By Martha Ruttle, Family Forward Activist

Striking isn’t an option for most women I know, and it sure isn’t an option for this single working mom! I thought about marking the day with an hour-by-hour accounting of my time to illustrate what it might look like if I stopped doing any of it. But I don’t think my day would look much different from any other working mom’s.

I did think about something my grandfather said after his wife died, which my dad relayed to me. My grandfather said that until my grandmother was gone, he had not known how much his wife did, how much work she had always done that was invisible to him, until she was gone and the work was left un-done.

That is the sad truth in our hetero relationships and in our world generally, isn’t it? So much of what we do is invisible, and we don’t even have the option to stop doing it for a single day to make a symbolic point. Here’s what it would look like if any of the women I know really took a whole day off. Basically, the world would grind to a halt.

  • My children would never get out of bed, eat, put on clothes, brush their teeth, go to school, see a health care provider … in short, they would be feral.
  • My children’s schools would be almost entirely unstaffed, which would mean I could not work. Neither could any other parents.
  • The child-care providers who ensure I can work after school is over would vanish, again, leaving me unable to work.
  • I would have very few teachers to work with professionally.
  • The unpaid voluntary assistance my neighbors provide to help me with my kids would dry up.

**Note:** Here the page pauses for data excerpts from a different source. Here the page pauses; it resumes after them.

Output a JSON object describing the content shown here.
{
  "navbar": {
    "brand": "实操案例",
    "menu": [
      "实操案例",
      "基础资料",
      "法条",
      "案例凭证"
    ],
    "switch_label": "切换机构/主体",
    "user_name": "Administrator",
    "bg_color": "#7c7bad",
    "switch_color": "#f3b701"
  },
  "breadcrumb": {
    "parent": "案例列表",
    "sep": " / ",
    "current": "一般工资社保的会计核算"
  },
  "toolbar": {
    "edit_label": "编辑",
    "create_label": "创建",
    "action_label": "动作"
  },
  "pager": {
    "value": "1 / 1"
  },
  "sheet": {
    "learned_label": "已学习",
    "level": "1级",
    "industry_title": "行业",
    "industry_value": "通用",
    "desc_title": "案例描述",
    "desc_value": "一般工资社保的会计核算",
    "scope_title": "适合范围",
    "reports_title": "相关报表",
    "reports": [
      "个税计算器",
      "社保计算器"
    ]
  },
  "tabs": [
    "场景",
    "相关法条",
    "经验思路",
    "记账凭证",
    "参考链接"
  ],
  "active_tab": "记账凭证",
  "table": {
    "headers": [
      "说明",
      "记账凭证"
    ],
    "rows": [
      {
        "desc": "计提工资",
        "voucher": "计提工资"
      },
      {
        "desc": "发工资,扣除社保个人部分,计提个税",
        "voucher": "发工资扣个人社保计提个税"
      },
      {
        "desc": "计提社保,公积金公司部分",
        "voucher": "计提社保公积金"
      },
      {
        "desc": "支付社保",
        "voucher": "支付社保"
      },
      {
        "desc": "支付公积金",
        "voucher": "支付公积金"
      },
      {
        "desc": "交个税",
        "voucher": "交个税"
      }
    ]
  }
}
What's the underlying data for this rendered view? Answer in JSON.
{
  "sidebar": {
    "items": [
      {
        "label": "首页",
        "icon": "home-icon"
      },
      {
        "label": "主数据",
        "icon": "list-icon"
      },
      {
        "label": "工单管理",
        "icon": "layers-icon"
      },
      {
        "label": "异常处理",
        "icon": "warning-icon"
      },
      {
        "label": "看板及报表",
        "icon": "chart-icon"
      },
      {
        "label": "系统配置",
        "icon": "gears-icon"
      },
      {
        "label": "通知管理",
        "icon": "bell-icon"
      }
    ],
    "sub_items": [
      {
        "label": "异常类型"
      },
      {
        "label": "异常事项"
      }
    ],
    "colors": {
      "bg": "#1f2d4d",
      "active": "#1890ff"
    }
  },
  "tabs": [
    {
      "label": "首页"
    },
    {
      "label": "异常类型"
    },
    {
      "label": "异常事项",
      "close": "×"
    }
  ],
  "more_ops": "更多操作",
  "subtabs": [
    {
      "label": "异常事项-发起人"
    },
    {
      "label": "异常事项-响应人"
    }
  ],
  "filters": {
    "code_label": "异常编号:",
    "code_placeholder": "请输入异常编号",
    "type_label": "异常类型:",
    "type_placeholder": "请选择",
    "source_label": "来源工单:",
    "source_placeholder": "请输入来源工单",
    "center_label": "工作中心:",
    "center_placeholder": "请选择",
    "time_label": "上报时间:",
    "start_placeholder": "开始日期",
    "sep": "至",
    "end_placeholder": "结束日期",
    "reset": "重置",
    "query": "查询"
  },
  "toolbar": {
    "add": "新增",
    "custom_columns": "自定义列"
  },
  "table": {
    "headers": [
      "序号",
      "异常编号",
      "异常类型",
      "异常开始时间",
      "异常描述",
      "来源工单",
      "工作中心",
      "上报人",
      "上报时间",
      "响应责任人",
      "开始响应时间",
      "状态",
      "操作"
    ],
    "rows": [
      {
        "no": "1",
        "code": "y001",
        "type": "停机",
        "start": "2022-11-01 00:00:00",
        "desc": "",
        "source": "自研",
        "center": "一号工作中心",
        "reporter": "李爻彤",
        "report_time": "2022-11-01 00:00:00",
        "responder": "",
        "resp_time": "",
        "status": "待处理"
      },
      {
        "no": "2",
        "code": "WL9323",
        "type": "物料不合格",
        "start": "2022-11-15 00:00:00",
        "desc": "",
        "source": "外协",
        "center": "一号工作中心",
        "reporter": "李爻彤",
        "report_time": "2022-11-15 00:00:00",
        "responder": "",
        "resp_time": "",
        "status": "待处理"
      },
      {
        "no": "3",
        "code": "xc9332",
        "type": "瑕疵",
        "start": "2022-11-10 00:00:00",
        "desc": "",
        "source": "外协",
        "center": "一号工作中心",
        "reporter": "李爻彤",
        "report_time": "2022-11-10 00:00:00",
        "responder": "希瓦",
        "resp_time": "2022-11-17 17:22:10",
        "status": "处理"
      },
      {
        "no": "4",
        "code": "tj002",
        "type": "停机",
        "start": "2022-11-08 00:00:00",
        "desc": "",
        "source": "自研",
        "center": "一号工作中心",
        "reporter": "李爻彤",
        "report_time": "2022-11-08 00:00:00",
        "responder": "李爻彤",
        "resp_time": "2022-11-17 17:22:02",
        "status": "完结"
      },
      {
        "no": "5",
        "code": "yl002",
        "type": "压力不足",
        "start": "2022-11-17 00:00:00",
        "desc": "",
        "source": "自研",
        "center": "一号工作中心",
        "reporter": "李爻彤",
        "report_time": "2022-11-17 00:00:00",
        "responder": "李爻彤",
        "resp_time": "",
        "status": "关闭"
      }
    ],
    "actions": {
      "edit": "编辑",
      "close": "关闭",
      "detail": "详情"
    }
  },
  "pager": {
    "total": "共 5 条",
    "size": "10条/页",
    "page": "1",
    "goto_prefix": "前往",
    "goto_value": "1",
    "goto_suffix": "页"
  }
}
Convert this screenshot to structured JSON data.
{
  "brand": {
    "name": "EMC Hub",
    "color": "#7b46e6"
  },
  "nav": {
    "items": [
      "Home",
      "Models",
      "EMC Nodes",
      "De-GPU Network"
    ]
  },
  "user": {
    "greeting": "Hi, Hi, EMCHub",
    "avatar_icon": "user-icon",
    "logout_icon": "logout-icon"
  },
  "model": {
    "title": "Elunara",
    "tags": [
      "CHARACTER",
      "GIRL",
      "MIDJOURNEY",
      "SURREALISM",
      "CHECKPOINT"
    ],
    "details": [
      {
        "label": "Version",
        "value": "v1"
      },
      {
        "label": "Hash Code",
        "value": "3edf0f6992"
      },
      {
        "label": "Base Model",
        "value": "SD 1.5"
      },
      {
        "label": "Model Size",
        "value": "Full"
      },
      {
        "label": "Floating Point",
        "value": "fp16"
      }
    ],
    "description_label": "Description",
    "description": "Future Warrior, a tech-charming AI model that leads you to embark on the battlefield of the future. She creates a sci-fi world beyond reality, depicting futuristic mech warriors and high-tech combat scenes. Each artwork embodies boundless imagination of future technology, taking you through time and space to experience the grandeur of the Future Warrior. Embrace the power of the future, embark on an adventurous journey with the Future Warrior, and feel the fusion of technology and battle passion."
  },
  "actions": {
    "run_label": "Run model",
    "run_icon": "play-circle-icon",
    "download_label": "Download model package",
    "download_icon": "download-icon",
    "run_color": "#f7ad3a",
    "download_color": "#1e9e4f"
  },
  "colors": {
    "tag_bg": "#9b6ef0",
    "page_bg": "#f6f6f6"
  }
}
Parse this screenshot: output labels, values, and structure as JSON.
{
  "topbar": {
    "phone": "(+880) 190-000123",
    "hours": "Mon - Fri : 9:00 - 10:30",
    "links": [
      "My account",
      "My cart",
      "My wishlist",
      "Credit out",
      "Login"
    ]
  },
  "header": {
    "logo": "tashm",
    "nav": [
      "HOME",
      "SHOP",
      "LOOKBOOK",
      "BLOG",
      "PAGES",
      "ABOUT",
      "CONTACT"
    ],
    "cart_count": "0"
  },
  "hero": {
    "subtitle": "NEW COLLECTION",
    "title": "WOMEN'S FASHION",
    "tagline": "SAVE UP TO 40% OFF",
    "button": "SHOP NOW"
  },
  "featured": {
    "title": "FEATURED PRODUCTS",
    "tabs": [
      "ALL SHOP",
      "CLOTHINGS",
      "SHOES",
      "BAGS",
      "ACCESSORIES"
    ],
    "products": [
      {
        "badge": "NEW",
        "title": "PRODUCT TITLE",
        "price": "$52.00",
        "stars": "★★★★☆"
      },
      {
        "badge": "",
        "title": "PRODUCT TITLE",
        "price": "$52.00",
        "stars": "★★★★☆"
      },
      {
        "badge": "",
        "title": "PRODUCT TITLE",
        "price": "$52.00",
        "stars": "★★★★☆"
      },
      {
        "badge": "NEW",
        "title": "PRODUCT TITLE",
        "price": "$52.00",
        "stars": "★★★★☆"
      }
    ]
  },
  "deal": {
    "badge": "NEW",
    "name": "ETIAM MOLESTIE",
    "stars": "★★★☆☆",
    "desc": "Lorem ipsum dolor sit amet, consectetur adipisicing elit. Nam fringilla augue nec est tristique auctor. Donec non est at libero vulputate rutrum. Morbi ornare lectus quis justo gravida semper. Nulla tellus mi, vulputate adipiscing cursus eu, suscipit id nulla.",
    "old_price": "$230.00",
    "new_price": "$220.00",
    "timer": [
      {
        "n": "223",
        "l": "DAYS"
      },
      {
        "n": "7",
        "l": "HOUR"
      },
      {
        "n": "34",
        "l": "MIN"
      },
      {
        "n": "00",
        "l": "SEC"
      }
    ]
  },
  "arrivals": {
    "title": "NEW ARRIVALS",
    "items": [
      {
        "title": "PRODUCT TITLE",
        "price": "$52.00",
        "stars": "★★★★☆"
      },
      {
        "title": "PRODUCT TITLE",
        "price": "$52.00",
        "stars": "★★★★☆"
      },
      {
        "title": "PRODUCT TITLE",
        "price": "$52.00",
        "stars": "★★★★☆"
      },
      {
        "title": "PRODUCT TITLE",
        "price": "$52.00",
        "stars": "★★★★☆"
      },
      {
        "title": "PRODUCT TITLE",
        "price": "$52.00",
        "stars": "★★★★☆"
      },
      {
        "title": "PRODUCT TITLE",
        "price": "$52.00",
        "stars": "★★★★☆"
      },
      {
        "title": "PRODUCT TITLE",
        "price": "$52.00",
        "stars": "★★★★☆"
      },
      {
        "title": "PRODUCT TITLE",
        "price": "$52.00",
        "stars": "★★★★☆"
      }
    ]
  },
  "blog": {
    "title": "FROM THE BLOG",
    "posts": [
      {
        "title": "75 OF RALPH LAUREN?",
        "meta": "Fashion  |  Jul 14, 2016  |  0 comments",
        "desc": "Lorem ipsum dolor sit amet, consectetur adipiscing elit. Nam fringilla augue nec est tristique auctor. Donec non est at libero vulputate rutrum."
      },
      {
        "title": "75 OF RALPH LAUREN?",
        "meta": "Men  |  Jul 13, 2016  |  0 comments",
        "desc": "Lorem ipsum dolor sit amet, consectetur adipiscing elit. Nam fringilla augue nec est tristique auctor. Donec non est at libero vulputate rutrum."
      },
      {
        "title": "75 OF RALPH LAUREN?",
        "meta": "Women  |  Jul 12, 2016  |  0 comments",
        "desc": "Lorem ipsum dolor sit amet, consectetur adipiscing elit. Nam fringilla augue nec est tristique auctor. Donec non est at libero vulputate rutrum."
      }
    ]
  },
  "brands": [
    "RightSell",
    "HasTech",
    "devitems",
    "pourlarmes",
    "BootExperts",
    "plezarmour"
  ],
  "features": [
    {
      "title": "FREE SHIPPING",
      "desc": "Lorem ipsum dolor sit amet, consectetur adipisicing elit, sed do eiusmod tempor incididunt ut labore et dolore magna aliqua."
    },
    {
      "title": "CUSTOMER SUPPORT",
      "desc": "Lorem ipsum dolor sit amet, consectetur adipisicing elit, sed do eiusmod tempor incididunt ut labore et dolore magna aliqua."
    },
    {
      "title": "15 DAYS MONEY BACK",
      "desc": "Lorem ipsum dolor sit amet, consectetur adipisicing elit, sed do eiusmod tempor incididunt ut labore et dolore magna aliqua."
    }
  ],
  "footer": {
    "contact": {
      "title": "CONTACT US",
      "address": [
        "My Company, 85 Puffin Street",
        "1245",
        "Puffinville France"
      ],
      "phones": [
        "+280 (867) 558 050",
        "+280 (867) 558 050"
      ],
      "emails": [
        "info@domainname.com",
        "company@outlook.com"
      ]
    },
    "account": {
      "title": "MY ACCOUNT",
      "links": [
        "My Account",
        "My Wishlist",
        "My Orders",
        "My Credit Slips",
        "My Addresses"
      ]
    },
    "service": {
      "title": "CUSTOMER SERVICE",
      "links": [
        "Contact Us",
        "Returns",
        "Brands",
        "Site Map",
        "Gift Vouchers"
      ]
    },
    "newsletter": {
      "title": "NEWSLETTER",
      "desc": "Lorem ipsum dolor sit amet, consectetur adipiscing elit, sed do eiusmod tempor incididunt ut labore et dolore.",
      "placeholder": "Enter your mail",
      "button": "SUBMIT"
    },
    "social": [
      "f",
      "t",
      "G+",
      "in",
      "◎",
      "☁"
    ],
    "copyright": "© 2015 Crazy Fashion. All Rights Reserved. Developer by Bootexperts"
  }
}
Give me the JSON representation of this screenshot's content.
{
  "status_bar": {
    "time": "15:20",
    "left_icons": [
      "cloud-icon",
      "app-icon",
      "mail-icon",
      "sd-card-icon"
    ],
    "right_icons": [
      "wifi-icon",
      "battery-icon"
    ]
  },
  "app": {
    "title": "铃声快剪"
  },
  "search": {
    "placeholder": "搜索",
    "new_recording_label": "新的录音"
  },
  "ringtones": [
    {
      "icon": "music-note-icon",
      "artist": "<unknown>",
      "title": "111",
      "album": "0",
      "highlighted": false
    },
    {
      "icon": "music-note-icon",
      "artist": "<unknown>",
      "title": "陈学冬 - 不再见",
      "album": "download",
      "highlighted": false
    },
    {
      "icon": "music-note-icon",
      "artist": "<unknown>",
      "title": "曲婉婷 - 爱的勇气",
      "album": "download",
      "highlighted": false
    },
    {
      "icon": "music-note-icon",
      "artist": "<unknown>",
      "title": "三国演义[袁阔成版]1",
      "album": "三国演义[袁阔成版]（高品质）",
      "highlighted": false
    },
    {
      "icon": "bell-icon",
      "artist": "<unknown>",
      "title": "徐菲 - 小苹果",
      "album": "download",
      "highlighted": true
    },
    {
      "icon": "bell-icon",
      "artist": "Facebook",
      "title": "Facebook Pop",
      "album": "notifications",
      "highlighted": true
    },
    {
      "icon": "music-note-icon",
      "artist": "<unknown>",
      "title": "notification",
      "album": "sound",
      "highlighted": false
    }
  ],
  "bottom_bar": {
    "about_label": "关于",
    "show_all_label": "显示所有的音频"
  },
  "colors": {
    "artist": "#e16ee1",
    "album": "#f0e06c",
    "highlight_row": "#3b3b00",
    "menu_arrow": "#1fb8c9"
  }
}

Without it, we truly would never get by.
  • Without the voluntary, unpaid work of incredible mothers at my older child’s school, my child would not have art class, choir, or Girl Scouts … or a talent show or Pi Day celebration. And without my unpaid, voluntary work, my son’s kindergarten class would not have enough adults on Mondays to do reasonable math rotations, and I would not have the joy of spending time doing math with them.
  • The PTAs would basically disappear.
  • The babies would have to deliver themselves if women like  my mother and some of my dearest friends, who are nurse midwives, opted out of providing healthcare for women.
  • Families would have to nurse their own sick and elderly.

Thank you to all the women doing essential and often invisible work. I see you and I am so grateful for you!